INVESTIGADORES
BARRA Jose Luis
artículos
Título:
Analysis of the interaction interfaces of the N-terminal domain from Pseudomonas aeruginosa MutL
Autor/es:
MIGUEL, V.; CORREA, E. M. E.; DE TULLIO, L.; BARRA, J. L.; ARGARAÑA, C. E.; VILLAREAL, M. A.
Revista:
PLOS ONE
Editorial:
PUBLIC LIBRARY SCIENCE
Referencias:
Lugar: San Francisco; Año: 2013 p. 1 - 13
ISSN:
1932-6203
Resumen:
Abstract
Mismatch Repair System corrects mutations arising from DNA replication that escape from DNA polymerase proofreading
activity. This system consists of three main proteins, MutS-L-H, responsible for lesion recognition and repair. MutL is a
member of GHKL ATPase family and its ATPase cycle has been proposed to modulate MutL activity during the repair
process. Pseudomonas aeruginosa MutL (PaMutL) contains an N-terminal (NTD) ATPase domain connected by a linker to a Cterminal
(CTD) dimerization domain that possesses metal ion-dependent endonuclease activity. With the aim to identify
characteristics that allow the PaMutL NTD allosteric control of CTD endonuclease activity, we used an in silico and
experimental approach to determine the interaction surfaces of P. aeruginosa NTD (PaNTD), and compared it with the well
characterized Escherichia coli MutL NTD (EcNTD).

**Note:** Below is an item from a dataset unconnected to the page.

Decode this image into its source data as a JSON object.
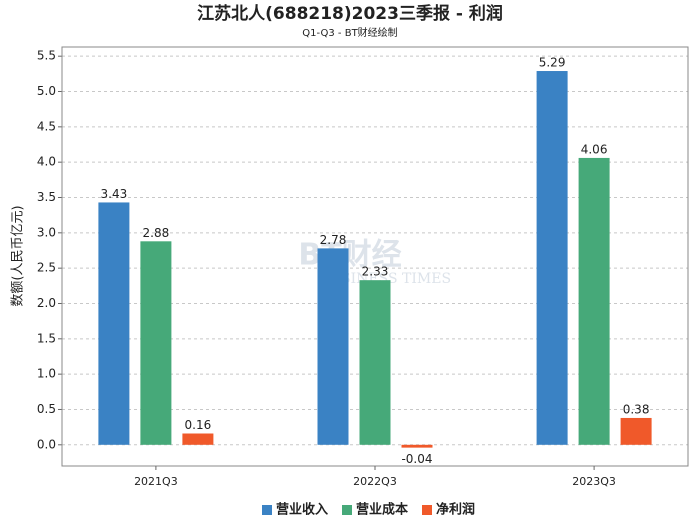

Molecular dynamics simulations of PaNTD and EcNTD bound to or free of
adenosine nucleotides showed that a significant difference exists between the behavior of the EcNTD and PaNTD
dimerization interface, particularly in the ATP lid. Structure based simulations of MutL homologues with endonuclease
activity were performed that allowed an insight of the dimerization interface behavior in this family of proteins. Our
experimental results show that, unlike EcNTD, PaNTD is dimeric in presence of ADP. Simulations in mixed solvent allowed us
to identify the PaNTD putative DNA binding patch and a putative interaction patch located opposite to the dimerization
face. Structure based simulations of PaNTD dimer in presence of ADP or ATP suggest that nucleotide binding could
differentially modulate PaNTD protein-protein interactions. Far western assays performed in presence of ADP or ATP are in
agreement with our in silico analysis.